Now, for the subjective part, I'll list some candidates:
NFS, rFactor, Live for Speed, the Forza series, the F1 series, the Project Gotham Racing series, GTR, Real Racing, ... Feel free to add more. In my opinion (and I'm curious about other members) these games all perform better in the engine sound department than GT5 and - how it looks for now - GT6.
 
Last edited:
Well if I don't put 'decent selling' in there, people will for example start listing indie games that no one knows or games from the 1980's.

I know there are many variables to consider when asking a question like that (age of the game, development budget, number of people in the sound department, recording method of the sound, rendering method of the sound, emphasis on sound by the developers themselves, platform that the game is released on, audience towards which the game is aimed at, number of copies solds, etc) but when you use something called common sense you can filter most of these issues out of the equation.

Or you can continue to nitpick about every possible factor that I might have missed or extra holes that I might have created by elaborating on the issue.

For example: what does 'better' sounds mean? More realistic? More grunt? Louder? More diverse, with gearbox whine etc included? I think you can see where I'm getting at.

Now, I'll list some candidates:
NFS, rFactor, Live for Speed, the Forza series, the F1 series, the Project Gotham Racing series, GTR, Real Racing, ... Feel free to add more. In my opinion (and I'm curious about other members) these games all perform better in the engine sound department than GT5 and - how it looks for now - GT6.

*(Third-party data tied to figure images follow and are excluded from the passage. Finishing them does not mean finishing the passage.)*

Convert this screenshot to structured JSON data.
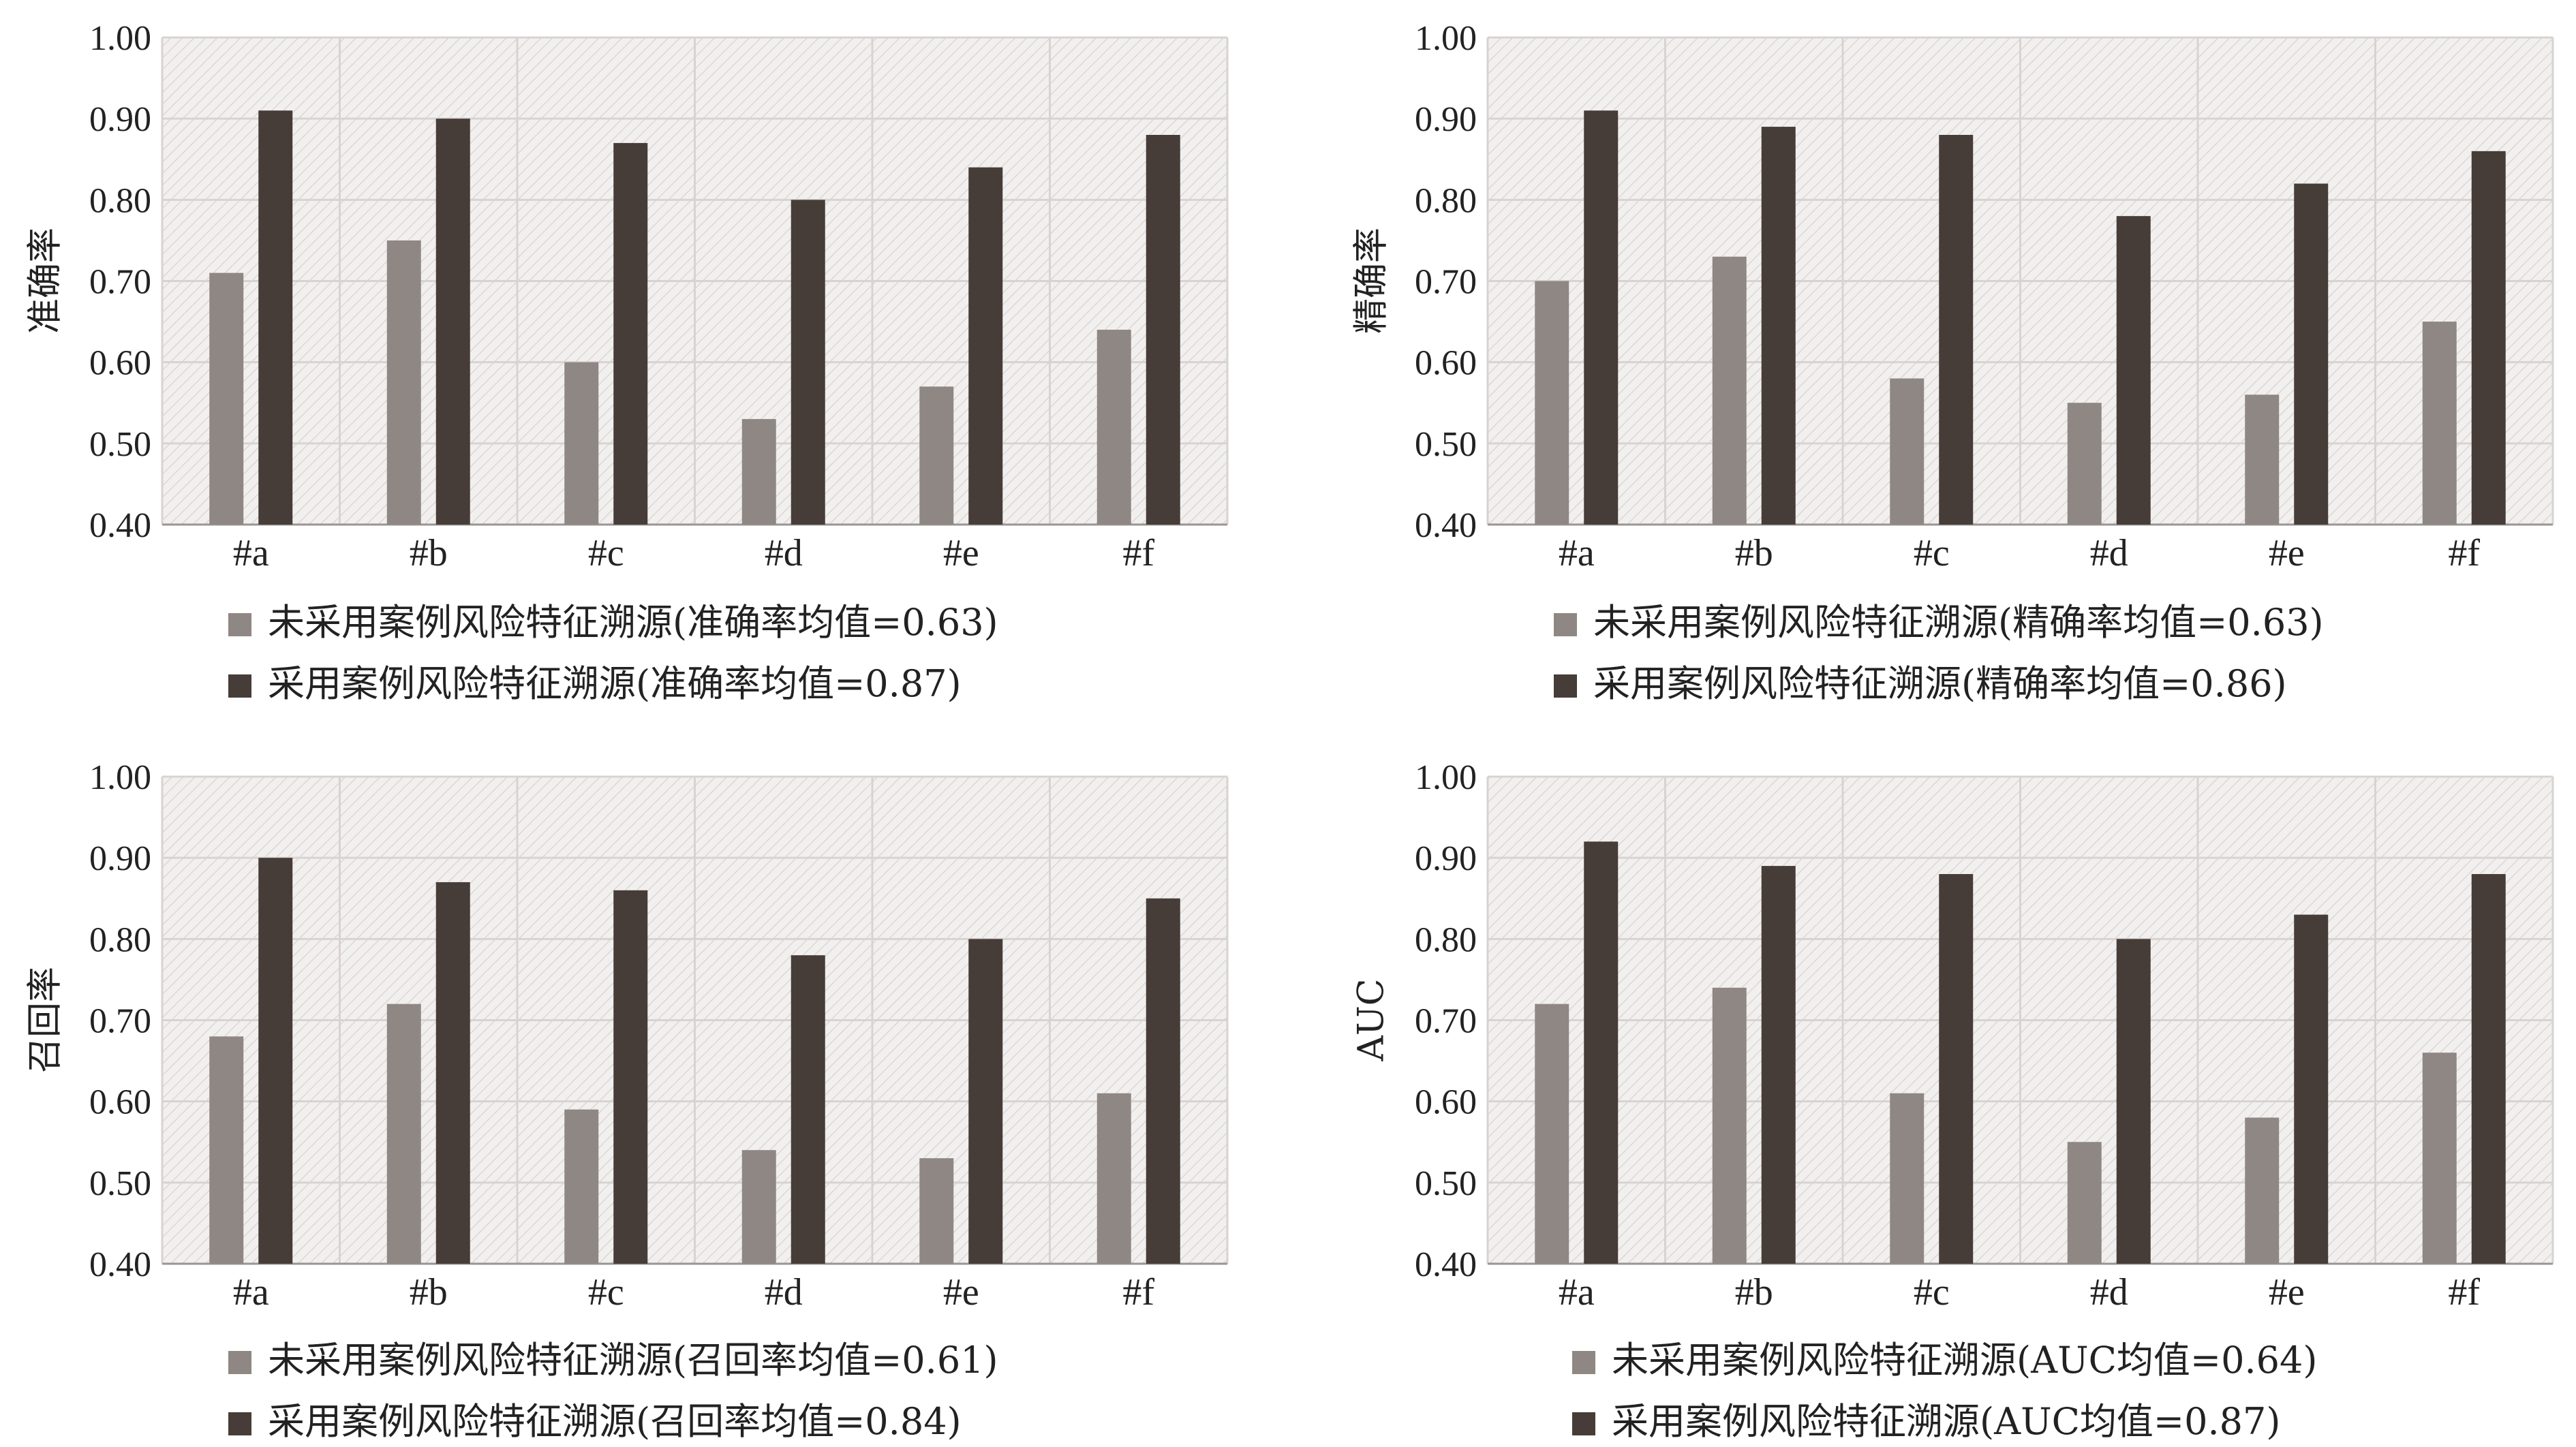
{
  "colors": {
    "series_not_used": "#8f8783",
    "series_used": "#463c38",
    "plot_background": "#f2f0ef",
    "hatch": "#dcd7d5",
    "grid": "#d8d3d1",
    "axis": "#9a9492",
    "text": "#222222"
  },
  "chart_data": [
    {
      "type": "bar",
      "ylabel": "准确率",
      "xlabel": "",
      "title": "",
      "ylim": [
        0.4,
        1.0
      ],
      "yticks": [
        "0.40",
        "0.50",
        "0.60",
        "0.70",
        "0.80",
        "0.90",
        "1.00"
      ],
      "grid": true,
      "legend_position": "bottom",
      "categories": [
        "#a",
        "#b",
        "#c",
        "#d",
        "#e",
        "#f"
      ],
      "series": [
        {
          "name": "未采用案例风险特征溯源(准确率均值=0.63)",
          "values": [
            0.71,
            0.75,
            0.6,
            0.53,
            0.57,
            0.64
          ]
        },
        {
          "name": "采用案例风险特征溯源(准确率均值=0.87)",
          "values": [
            0.91,
            0.9,
            0.87,
            0.8,
            0.84,
            0.88
          ]
        }
      ]
    },
    {
      "type": "bar",
      "ylabel": "精确率",
      "xlabel": "",
      "title": "",
      "ylim": [
        0.4,
        1.0
      ],
      "yticks": [
        "0.40",
        "0.50",
        "0.60",
        "0.70",
        "0.80",
        "0.90",
        "1.00"
      ],
      "grid": true,
      "legend_position": "bottom",
      "categories": [
        "#a",
        "#b",
        "#c",
        "#d",
        "#e",
        "#f"
      ],
      "series": [
        {
          "name": "未采用案例风险特征溯源(精确率均值=0.63)",
          "values": [
            0.7,
            0.73,
            0.58,
            0.55,
            0.56,
            0.65
          ]
        },
        {
          "name": "采用案例风险特征溯源(精确率均值=0.86)",
          "values": [
            0.91,
            0.89,
            0.88,
            0.78,
            0.82,
            0.86
          ]
        }
      ]
    },
    {
      "type": "bar",
      "ylabel": "召回率",
      "xlabel": "",
      "title": "",
      "ylim": [
        0.4,
        1.0
      ],
      "yticks": [
        "0.40",
        "0.50",
        "0.60",
        "0.70",
        "0.80",
        "0.90",
        "1.00"
      ],
      "grid": true,
      "legend_position": "bottom",
      "categories": [
        "#a",
        "#b",
        "#c",
        "#d",
        "#e",
        "#f"
      ],
      "series": [
        {
          "name": "未采用案例风险特征溯源(召回率均值=0.61)",
          "values": [
            0.68,
            0.72,
            0.59,
            0.54,
            0.53,
            0.61
          ]
        },
        {
          "name": "采用案例风险特征溯源(召回率均值=0.84)",
          "values": [
            0.9,
            0.87,
            0.86,
            0.78,
            0.8,
            0.85
          ]
        }
      ]
    },
    {
      "type": "bar",
      "ylabel": "AUC",
      "xlabel": "",
      "title": "",
      "ylim": [
        0.4,
        1.0
      ],
      "yticks": [
        "0.40",
        "0.50",
        "0.60",
        "0.70",
        "0.80",
        "0.90",
        "1.00"
      ],
      "grid": true,
      "legend_position": "bottom",
      "categories": [
        "#a",
        "#b",
        "#c",
        "#d",
        "#e",
        "#f"
      ],
      "series": [
        {
          "name": "未采用案例风险特征溯源(AUC均值=0.64)",
          "values": [
            0.72,
            0.74,
            0.61,
            0.55,
            0.58,
            0.66
          ]
        },
        {
          "name": "采用案例风险特征溯源(AUC均值=0.87)",
          "values": [
            0.92,
            0.89,
            0.88,
            0.8,
            0.83,
            0.88
          ]
        }
      ]
    }
  ]
}
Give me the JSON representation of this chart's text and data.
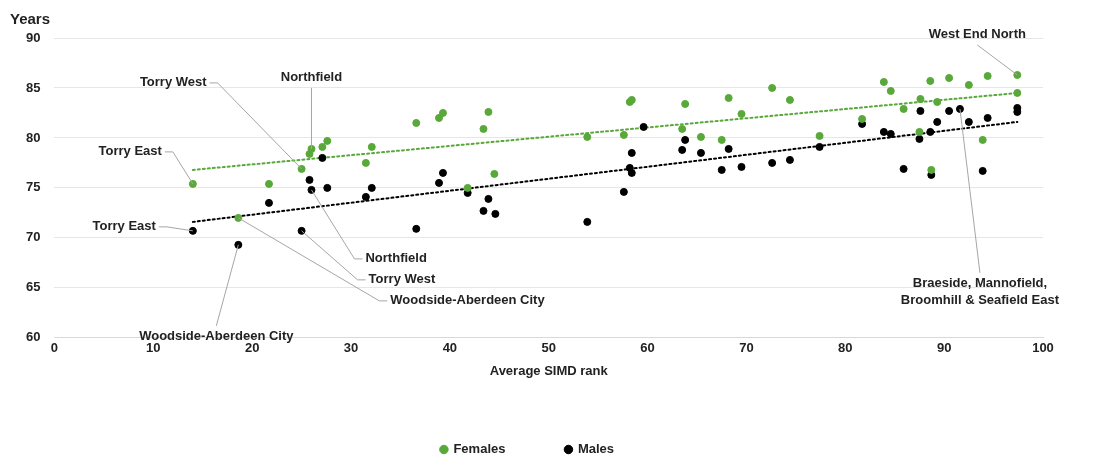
{
  "chart_data": {
    "type": "scatter",
    "xlabel": "Average SIMD rank",
    "ylabel": "Years",
    "xlim": [
      0,
      100
    ],
    "xticks": [
      0,
      10,
      20,
      30,
      40,
      50,
      60,
      70,
      80,
      90,
      100
    ],
    "ylim": [
      60,
      90
    ],
    "yticks": [
      60,
      65,
      70,
      75,
      80,
      85,
      90
    ],
    "grid": "y",
    "legend": "bottom",
    "marker": "circle",
    "series": [
      {
        "name": "Females",
        "color": "#59a83a",
        "x": [
          14.0,
          18.6,
          21.7,
          25.0,
          25.8,
          26.0,
          27.1,
          27.6,
          31.5,
          32.1,
          36.6,
          38.9,
          39.3,
          41.8,
          43.4,
          43.9,
          44.5,
          53.9,
          57.6,
          58.2,
          58.4,
          63.5,
          63.8,
          65.4,
          67.5,
          68.2,
          69.5,
          72.6,
          74.4,
          77.4,
          81.7,
          83.9,
          84.6,
          85.9,
          87.5,
          87.6,
          88.6,
          88.7,
          89.3,
          90.5,
          92.5,
          93.9,
          94.4,
          97.4,
          97.4
        ],
        "values": [
          75.4,
          72.0,
          75.4,
          76.9,
          78.4,
          78.9,
          79.1,
          79.7,
          77.5,
          79.1,
          81.5,
          82.0,
          82.5,
          75.0,
          80.9,
          82.6,
          76.4,
          80.1,
          80.3,
          83.6,
          83.8,
          80.9,
          83.4,
          80.1,
          79.8,
          84.0,
          82.4,
          85.0,
          83.8,
          80.2,
          81.9,
          85.6,
          84.7,
          82.9,
          80.6,
          83.9,
          85.7,
          76.8,
          83.6,
          86.0,
          85.3,
          79.8,
          86.2,
          86.3,
          84.5
        ]
      },
      {
        "name": "Males",
        "color": "#000000",
        "x": [
          14.0,
          18.6,
          21.7,
          25.0,
          25.8,
          26.0,
          27.1,
          27.6,
          31.5,
          32.1,
          36.6,
          38.9,
          39.3,
          41.8,
          43.4,
          43.9,
          44.6,
          53.9,
          57.6,
          58.2,
          58.4,
          58.4,
          59.6,
          63.5,
          63.8,
          65.4,
          67.5,
          68.2,
          69.5,
          72.6,
          74.4,
          77.4,
          81.7,
          83.9,
          84.6,
          85.9,
          87.5,
          87.6,
          88.6,
          88.7,
          89.3,
          90.5,
          91.6,
          92.5,
          93.9,
          94.4,
          97.4,
          97.4
        ],
        "values": [
          70.7,
          69.3,
          73.5,
          70.7,
          75.8,
          74.8,
          78.0,
          75.0,
          74.1,
          75.0,
          70.9,
          75.5,
          76.5,
          74.5,
          72.7,
          73.9,
          72.4,
          71.6,
          74.6,
          77.0,
          76.5,
          78.5,
          81.1,
          78.8,
          79.8,
          78.5,
          76.8,
          78.9,
          77.1,
          77.5,
          77.8,
          79.1,
          81.4,
          80.6,
          80.4,
          76.9,
          79.9,
          82.7,
          80.6,
          76.3,
          81.6,
          82.7,
          82.9,
          81.6,
          76.7,
          82.0,
          83.0,
          82.6
        ]
      },
      {
        "type": "line",
        "color": "#59a83a",
        "line_style": "dotted",
        "marker": "none",
        "x": [
          14.0,
          97.4
        ],
        "values": [
          76.8,
          84.5
        ]
      },
      {
        "type": "line",
        "color": "#000000",
        "line_style": "dotted",
        "marker": "none",
        "x": [
          14.0,
          97.4
        ],
        "values": [
          71.6,
          81.6
        ]
      }
    ],
    "annotations": [
      {
        "text": "Torry West",
        "x": 25.0,
        "y": 76.9
      },
      {
        "text": "Northfield",
        "x": 26.0,
        "y": 78.9
      },
      {
        "text": "Torry East",
        "x": 14.0,
        "y": 75.4
      },
      {
        "text": "Torry East",
        "x": 14.0,
        "y": 70.7
      },
      {
        "text": "Woodside-Aberdeen City",
        "x": 18.6,
        "y": 69.3
      },
      {
        "text": "Northfield",
        "x": 26.0,
        "y": 74.8
      },
      {
        "text": "Torry West",
        "x": 25.0,
        "y": 70.7
      },
      {
        "text": "Woodside-Aberdeen City",
        "x": 18.6,
        "y": 72.0
      },
      {
        "text": "West End North",
        "x": 97.4,
        "y": 86.3
      },
      {
        "text": "Braeside, Mannofield, Broomhill & Seafield East",
        "x": 91.6,
        "y": 82.9
      }
    ]
  }
}
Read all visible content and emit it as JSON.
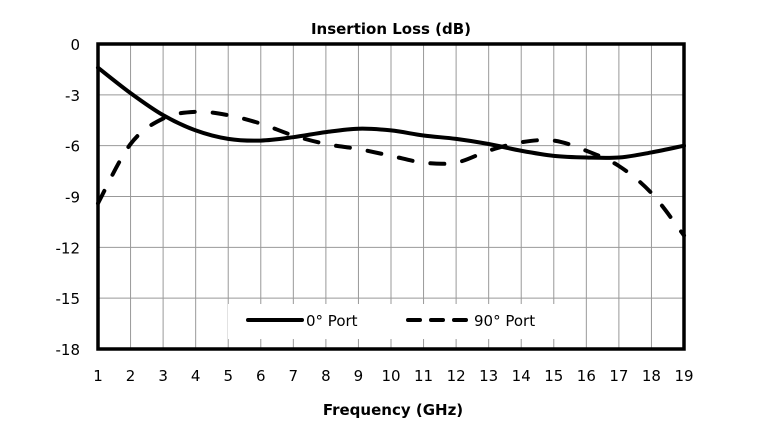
{
  "chart_data": {
    "type": "line",
    "title": "Insertion Loss (dB)",
    "xlabel": "Frequency (GHz)",
    "ylabel": "",
    "xlim": [
      1,
      19
    ],
    "ylim": [
      -18,
      0
    ],
    "x_ticks": [
      "1",
      "2",
      "3",
      "4",
      "5",
      "6",
      "7",
      "8",
      "9",
      "10",
      "11",
      "12",
      "13",
      "14",
      "15",
      "16",
      "17",
      "18",
      "19"
    ],
    "y_ticks": [
      "0",
      "-3",
      "-6",
      "-9",
      "-12",
      "-15",
      "-18"
    ],
    "y_tick_values": [
      0,
      -3,
      -6,
      -9,
      -12,
      -15,
      -18
    ],
    "x_tick_values": [
      1,
      2,
      3,
      4,
      5,
      6,
      7,
      8,
      9,
      10,
      11,
      12,
      13,
      14,
      15,
      16,
      17,
      18,
      19
    ],
    "grid": true,
    "legend_position": "bottom-center",
    "x": [
      1,
      2,
      3,
      4,
      5,
      6,
      7,
      8,
      9,
      10,
      11,
      12,
      13,
      14,
      15,
      16,
      17,
      18,
      19
    ],
    "series": [
      {
        "name": "0° Port",
        "style": "solid",
        "color": "#000000",
        "values": [
          -1.4,
          -2.9,
          -4.2,
          -5.1,
          -5.6,
          -5.7,
          -5.5,
          -5.2,
          -5.0,
          -5.1,
          -5.4,
          -5.6,
          -5.9,
          -6.3,
          -6.6,
          -6.7,
          -6.7,
          -6.4,
          -6.0
        ]
      },
      {
        "name": "90° Port",
        "style": "dashed",
        "color": "#000000",
        "values": [
          -9.4,
          -5.9,
          -4.4,
          -4.0,
          -4.2,
          -4.7,
          -5.4,
          -5.9,
          -6.2,
          -6.6,
          -7.0,
          -7.0,
          -6.3,
          -5.8,
          -5.7,
          -6.3,
          -7.2,
          -8.8,
          -11.3
        ]
      }
    ],
    "colors": {
      "grid": "#999999",
      "axis": "#000000",
      "background": "#ffffff"
    }
  }
}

I think you covered most of it, actually. Just as long as you're aware of the fool's errand you were expecting someone else to undertake. We've discussed most of that before, and it really does come down to personal taste in a lot of cases.

I would agree that GT5's samples and depth of effects are objectively lacking, but everything else is top-notch. With new samples, or at least new engine sound sources in the game, the complete package should really shine (especially if the new system is as ... flexible as I suspect it will be). Superficially, though, it's those samples that dominate.

I hope they have a contingency plan for not being able to get the new sounds into GT6, but I'm not letting my expectations occupy the same region as my hopes.
 
It's just such a shame. The graphics are beautiful, the handling is fun, online will hopefully be fixed, but the sounds (and AI for that matter) remain utter crap. The contrast is just too big between the good and the bad of GT. How can they be so good at one thing and so bad at something else?

I also hope the sounds will be fixable in their new flexible ecosystem, but just like you I'm not getting my hopes up. I've always been a huge fan of the GT series, but GT6 might be the first game I'll ever skip. Not because I suspect it to be a bad game, just because it could have been so much better.
 
I think it's a matter of distribution of development effort and of their usual "ground-up" approach to most things (they seem to re-evaluate things on new hardware - that might be partially why old features don't reappear sometimes). I think, though, that means the stuff that isn't important (i.e. not-graphics), or is hard to master (AI etc.), takes longer to be iterated upon.

If we say that the graphics are up to version 5 in GT5, then the sound is only version 2.5 (well, the sound engine is on v.5, but the samples etc. are still on v.2). Simply put, the graphics have been iterated and refined more than anything else in the game. From the (admittedly brief) way Kaz has described it, their new sound system is genuinely a completely new approach that hasn't been done before. Depending on how that turns out, it might make sense as to why it took so long.

The question will remain, certainly for GT5 (we're still waiting with GT6), as to why they didn't prop up the current sounds to something less jarring in the mean time. It's possible they, like us, were hoping all along that the new sounds will finally be realisable in "the next game".